GM Free Me stacks up more ‘selfies’ each day that capture the persistent grassroots opposition in the UK to GM: “We want politicians, regulators, rent-a-quote scientists and industry lobbyists to look us in the eye, to take seriously the many, very serious concerns about the failure of GM to deliver on any of its promises, and the risks it poses to us all”.

Genetic engineering has recently acquired a smooth new brand ambassador in the form of synthetic biology (synbio).

“GM has aquired a smooth new brand ambassador in the form of synbio”

Synbio has been called ‘extreme genetic engineering’, but this doesn’t give the full flavour. Instead of swapping genes from one species to another, as in GM, synbio creates entirely artificial forms of life, or reprograms natural organisms such as yeasts and algae, to do things they would not naturally do.

While scientists and regulators grapple with the potential environmental and human health risks it poses, products made from virtually unregulated synthetically modified organisms (SMOs) are silently slipping into our homes.

But when synbio has been ‘outed’, it has received a less than rapturous response.
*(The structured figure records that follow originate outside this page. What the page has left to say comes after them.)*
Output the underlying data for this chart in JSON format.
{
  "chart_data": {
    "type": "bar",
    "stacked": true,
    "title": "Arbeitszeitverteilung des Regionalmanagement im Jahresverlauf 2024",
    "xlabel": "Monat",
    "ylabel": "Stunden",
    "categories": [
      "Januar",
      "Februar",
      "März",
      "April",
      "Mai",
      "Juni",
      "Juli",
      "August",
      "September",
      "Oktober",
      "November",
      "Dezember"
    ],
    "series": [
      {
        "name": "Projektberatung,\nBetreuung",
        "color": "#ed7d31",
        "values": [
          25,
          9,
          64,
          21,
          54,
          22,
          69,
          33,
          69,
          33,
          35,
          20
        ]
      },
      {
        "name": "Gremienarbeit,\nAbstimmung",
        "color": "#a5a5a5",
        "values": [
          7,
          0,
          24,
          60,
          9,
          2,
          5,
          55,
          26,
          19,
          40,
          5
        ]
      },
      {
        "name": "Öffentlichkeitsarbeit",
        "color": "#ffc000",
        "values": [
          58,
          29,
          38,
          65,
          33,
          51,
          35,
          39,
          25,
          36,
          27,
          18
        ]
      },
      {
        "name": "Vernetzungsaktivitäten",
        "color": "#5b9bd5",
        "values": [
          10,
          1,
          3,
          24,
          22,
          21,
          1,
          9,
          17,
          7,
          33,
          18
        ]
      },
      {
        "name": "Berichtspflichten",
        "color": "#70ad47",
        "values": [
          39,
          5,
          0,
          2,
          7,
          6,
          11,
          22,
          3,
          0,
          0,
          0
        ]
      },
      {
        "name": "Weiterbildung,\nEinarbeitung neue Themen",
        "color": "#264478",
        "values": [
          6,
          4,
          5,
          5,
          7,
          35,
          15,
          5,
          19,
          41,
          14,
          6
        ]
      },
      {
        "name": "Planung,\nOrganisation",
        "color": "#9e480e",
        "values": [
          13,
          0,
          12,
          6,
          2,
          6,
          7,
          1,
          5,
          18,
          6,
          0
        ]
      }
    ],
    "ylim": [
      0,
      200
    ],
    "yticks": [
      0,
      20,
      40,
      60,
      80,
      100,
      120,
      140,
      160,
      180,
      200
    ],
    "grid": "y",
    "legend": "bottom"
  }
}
Keen to defend its premium ‘natural’ image, Häagen-Dazs, for instance, has announced that it won’t use synbio vanilla in its ice cream.

In a non-food application, Ecover walked into a consumer storm in the US and UK when its intention to use oils, made by the Solazyme company from synbio algae, emerged.

As lawsuits challenging the use, or misuse, of the word ‘natural’ pile up in the US, companies now linked with synbio, such as Unilever and Elizabeth Arden, can expect repeated challenges from unconvinced citizens. Wise players will keep well away from GM Round Two, or face a very real reputational risk.